Our initial architecture was straightforward but problematic:

[diff][single large prompt with contextual codebase info][list of comments]

It looked clean in theory but quickly fell apart in practice:

  • Excessive false positives: The agent often mistook style issues for critical bugs, flagged resolved issues, and repeated suggestions our linters had already addressed.

  • Users lost trust: Developers quickly learned to ignore the comments altogether. When half the comments feel irrelevant, the truly important ones get missed.

  • Opaque reasoning: Understanding why the agent made specific calls was practically impossible. Even explicit prompts like "ignore minor style issues" had minimal effect.

We tried standard solutions—longer prompts, adjusting the model's temperature, experimenting with sampling—but saw little meaningful improvement.

2. What Finally Worked

After extensive trial-and-error, we developed an architecture that significantly improved results and proved effective in real-world repositories. These solutions underpin the 51% reduction in false positives currently running in production.

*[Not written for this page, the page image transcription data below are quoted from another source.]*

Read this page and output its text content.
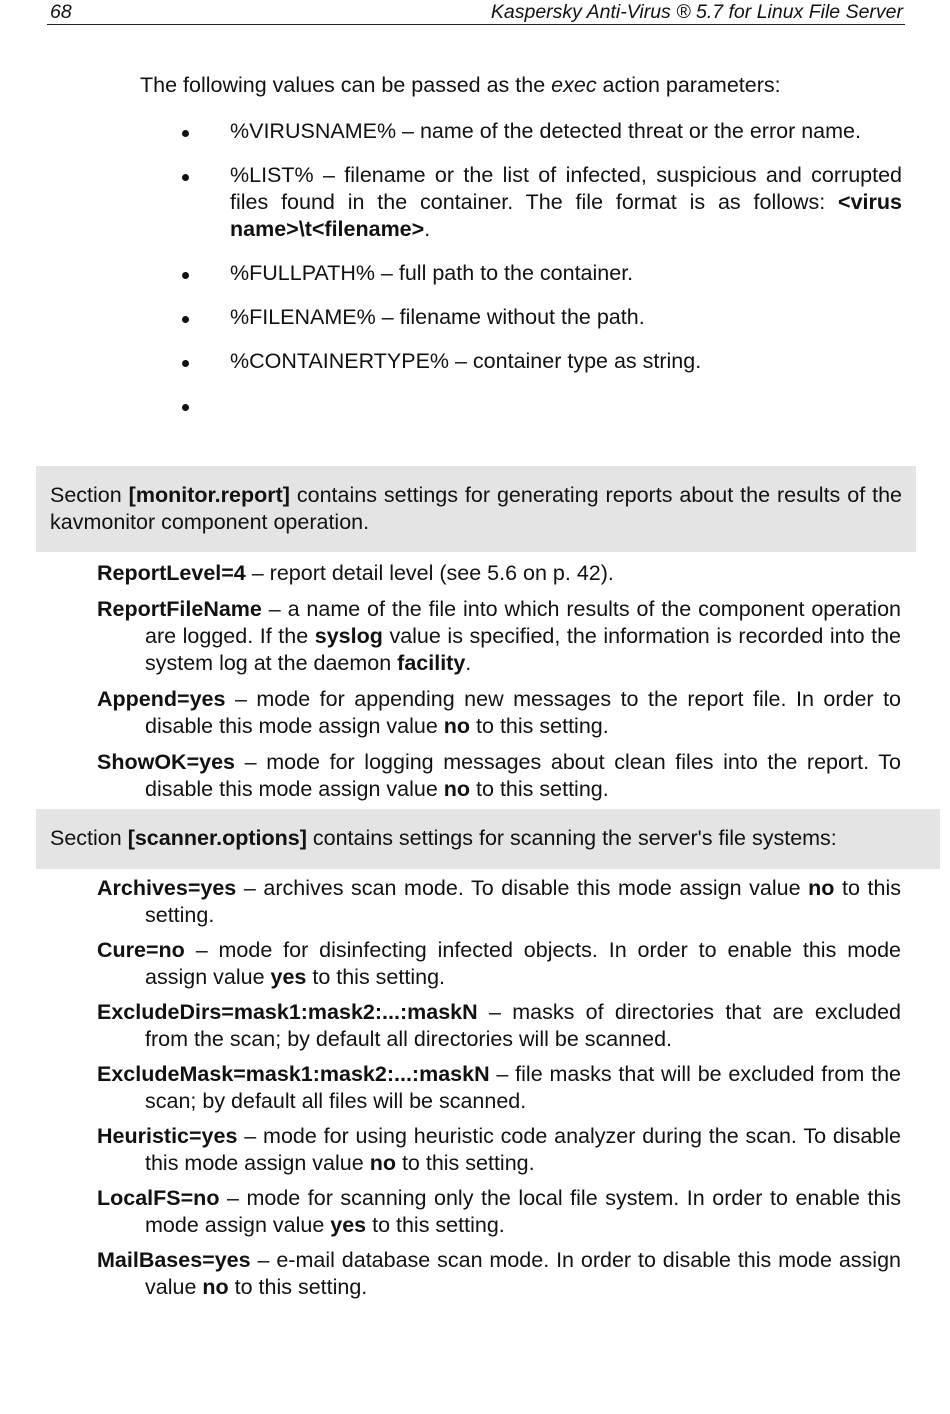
68	Kaspersky Anti-Virus ® 5.7 for Linux File Server
The following values can be passed as the exec action parameters:
%VIRUSNAME% – name of the detected threat or the error name.
%LIST% – filename or the list of infected, suspicious and corrupted files found in the container. The file format is as follows: <virus name>\t<filename>.
%FULLPATH% – full path to the container.
%FILENAME% – filename without the path.
%CONTAINERTYPE% – container type as string.
Section [monitor.report] contains settings for generating reports about the results of the kavmonitor component operation.
ReportLevel=4 – report detail level (see 5.6 on p. 42).
ReportFileName – a name of the file into which results of the component operation are logged. If the syslog value is specified, the information is recorded into the system log at the daemon facility.
Append=yes – mode for appending new messages to the report file. In order to disable this mode assign value no to this setting.
ShowOK=yes – mode for logging messages about clean files into the report. To disable this mode assign value no to this setting.
Section [scanner.options] contains settings for scanning the server's file systems:
Archives=yes – archives scan mode. To disable this mode assign value no to this setting.
Cure=no – mode for disinfecting infected objects. In order to enable this mode assign value yes to this setting.
ExcludeDirs=mask1:mask2:...:maskN – masks of directories that are excluded from the scan; by default all directories will be scanned.
ExcludeMask=mask1:mask2:...:maskN – file masks that will be excluded from the scan; by default all files will be scanned.
Heuristic=yes – mode for using heuristic code analyzer during the scan. To disable this mode assign value no to this setting.
LocalFS=no – mode for scanning only the local file system. In order to enable this mode assign value yes to this setting.
MailBases=yes – e-mail database scan mode. In order to disable this mode assign value no to this setting.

2.1 Explicit Reasoning Logs

We required the AI to explicitly state its reasoning before providing any feedback:

{
  "reasoning": "`cfg` can be nil on line 42; dereferenced without check on line 47",
  "finding": "Possible nil‑pointer dereference",
  "confidence": 0.81
}

This approach provided critical benefits:

  • Enabled us to clearly trace the AI’s decision-making process. If reasoning was flawed, we could quickly identify and exclude the pattern in future iterations.

  • Encouraged structured thinking by forcing the AI to justify its findings first, significantly reducing arbitrary conclusions.

  • Created a foundation to diagnose and resolve root causes behind other issues we faced.

2.2 Fewer, Smarter Tools

Initially, the agent had extensive tooling—Language Server Protocol (LSP), static analysis, test runners, and more. However, explicit reasoning logs revealed most analyses relied on a few core tools, with extra complexity causing confusion and mistakes.

We streamlined the toolkit to essential components only—a simplified LSP and a basic terminal.

With fewer distractions, the agent spent more energy confirming genuine issues, significantly improving precision.

2.3 Specialized Micro-Agents Over Generalized Rules

Initially, our instinct was to continuously add more rules into a single large prompt to handle edge cases:

  • “Ignore unused variables in .test.ts files.”

  • “Skip import checks in Python’s init.py.”

  • “Don't lint markdown files.”

This rapidly became unsustainable and was largely ineffective as the AI frequently overlooked many rules.

Our breakthrough came from employing specialized micro-agents, each handling a narrowly-defined scope:

  • Planner: Quickly assesses changes and identifies necessary checks.

  • Security Agent: Detects vulnerabilities such as injection or insecure authentication.

  • Duplication Agent: Flags repeated or copied code.

  • Editorial Agent: Handles typos and documentation consistency.

  • etc…

Specializing allowed each agent to maintain a focused context, keeping token usage efficient and precision high. The main trade-off was increased token consumption due to overlapping context, managed through effective caching strategies.

3. Real-world Outcomes

These architecture and prompt improvements led to meaningful results across hundreds of real pull requests from active open-source and private repositories. Specifically, over the past six weeks:

  • 51% fewer false positives, directly increasing developer trust and usability.

  • Median comments per pull request cut by half, helping teams concentrate on genuinely important issues.

  • Teams reported notably smoother review processes, spending less time managing irrelevant comments and more time effectively merging changes.

Additionally, the reduced noise significantly improved developer confidence and engagement, making reviews faster and more impactful.

4. Key Lessons

  1. Explicit reasoning improves clarity. Require your AI to clearly explain its rationale first—this boosts accuracy and simplifies debugging.

  2. Simplify the toolset. Regularly evaluate your agent's toolkit and remove tools rarely used (less than 10% of tasks).

  3. Specialize with micro-agents. Keep each AI agent tightly focused on a single task, reducing cognitive overload and enhancing precision.